Excerpts from the Globe’s “Voices of New England’’ blog at
LATE-NIGHT TRANSIT MAKES BOSTON A WORLD-CLASS CITY
If Boston aspires to be one of the great cities of the world, it needs to look and operate like a great city. We’re one step closer. This spring the MBTA is launching its late-night service. It’s only a one-year pilot, but service on all subway lines, light rail, and 15 key bus routes will run until 3 a.m. on weekends, instead of shutting down at 1 a.m.
The change should be permanent. The first reason is the economy. If Boston is going to attract and retain the best young talent in America, we need to understand what they’re looking for. They need a transit system that gets them around the city.
The second reason is equity. Workers in the commercial third shift, at hospitals, or in hospitality need to get to work and they deserve public transportation.
The third reason is safety and public health. If Mayor Walsh rightly seeks to extend Boston’s night life, we need to make sure young adults get home safely.
While business and labor are often at odds, on this issue we are in accord. If we are to be a world-class city with the best talent, with access for workers to their jobs, and with regard for public safety and our environment, the MBTA’s extension of late-night service is a step in the right direction.
NARCOTICS ADDICTION CARRIES STIGMA OF OLD PREJUDICES
Massachusetts faces a tragic and unprecedented health care epidemic fueled from the rapid rise of addiction to powerful narcotics, which are plentiful and highly addictive. We have often been a leader in treating addiction problems in the past, but we are overwhelmed with the rapid rise and huge scale of this epidemic. Why?
We are failing to treat this crisis with the urgency and mobilization of resources it needs, because we are still not seeing this tragic epidemic for what it truly is. Addiction is a public health issue, but still carries the stigma of many of our outdated prejudices.

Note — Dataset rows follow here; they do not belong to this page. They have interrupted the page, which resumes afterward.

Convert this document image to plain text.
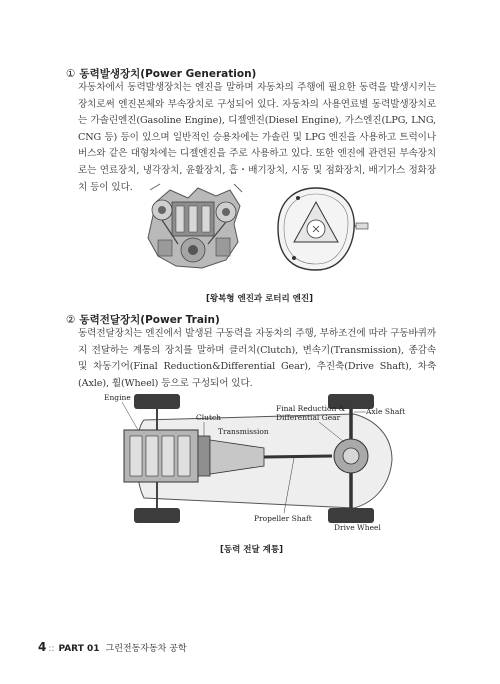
① 동력발생장치(Power Generation)
자동차에서 동력발생장치는 엔진을 말하며 자동차의 주행에 필요한 동력을 발생시키는 장치로써 엔진본체와 부속장치로 구성되어 있다. 자동차의 사용연료별 동력발생장치로는 가솔린엔진(Gasoline Engine), 디젤엔진(Diesel Engine), 가스엔진(LPG, LNG, CNG 등) 등이 있으며 일반적인 승용차에는 가솔린 및 LPG 엔진을 사용하고 트럭이나 버스와 같은 대형차에는 디젤엔진을 주로 사용하고 있다. 또한 엔진에 관련된 부속장치로는 연료장치, 냉각장치, 윤활장치, 흡・배기장치, 시동 및 점화장치, 배기가스 정화장치 등이 있다.
[왕복형 엔진과 로터리 엔진]
② 동력전달장치(Power Train)
동력전달장치는 엔진에서 발생된 구동력을 자동차의 주행, 부하조건에 따라 구동바퀴까지 전달하는 계통의 장치를 말하며 클러치(Clutch), 변속기(Transmission), 종감속 및 차동기어(Final Reduction&Differential Gear), 추진축(Drive Shaft), 차축(Axle), 휠(Wheel) 등으로 구성되어 있다.
Engine
Clutch
Transmission
Final Reduction &
Differential Gear
Axle Shaft
Propeller Shaft
Drive Wheel
[동력 전달 계통]
4 :: PART 01 그린전동자동차 공학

ARE OUR KIDS READY FOR COLLEGE?
Beginning this month, Massachusetts students in grades 3 to 11 are embarking on a two-year “test drive” of the Partnership for Assessment of Readiness for College and Careers, a new computer-based assessment system that will help educators better gauge whether a student is ready for life after high school. A computer-based test will allow us to improve the ways that students can demonstrate academic knowledge and critical thinking, along with their application to real-world situations. Computers will allow students to complete performance-based tasks that better measure the range of skills that colleges and employers say are necessary for students to acquire.
PARCC’s development is aligned with the Common Core State Standards in English language arts, literacy, and mathematics. Adopted in 2010, the standards are comprehensive and academically demanding. We need a test capable of measuring student progress against these standards. PARCC has the potential to meet this goal.
A two-year “test drive” period will provide the state with time to work with school districts on securing funding to incorporate digital learning technologies, including the ability to administer online assessments. The results will inform our final decision in 2015 on whether to permanently replace MCAS with PARCC.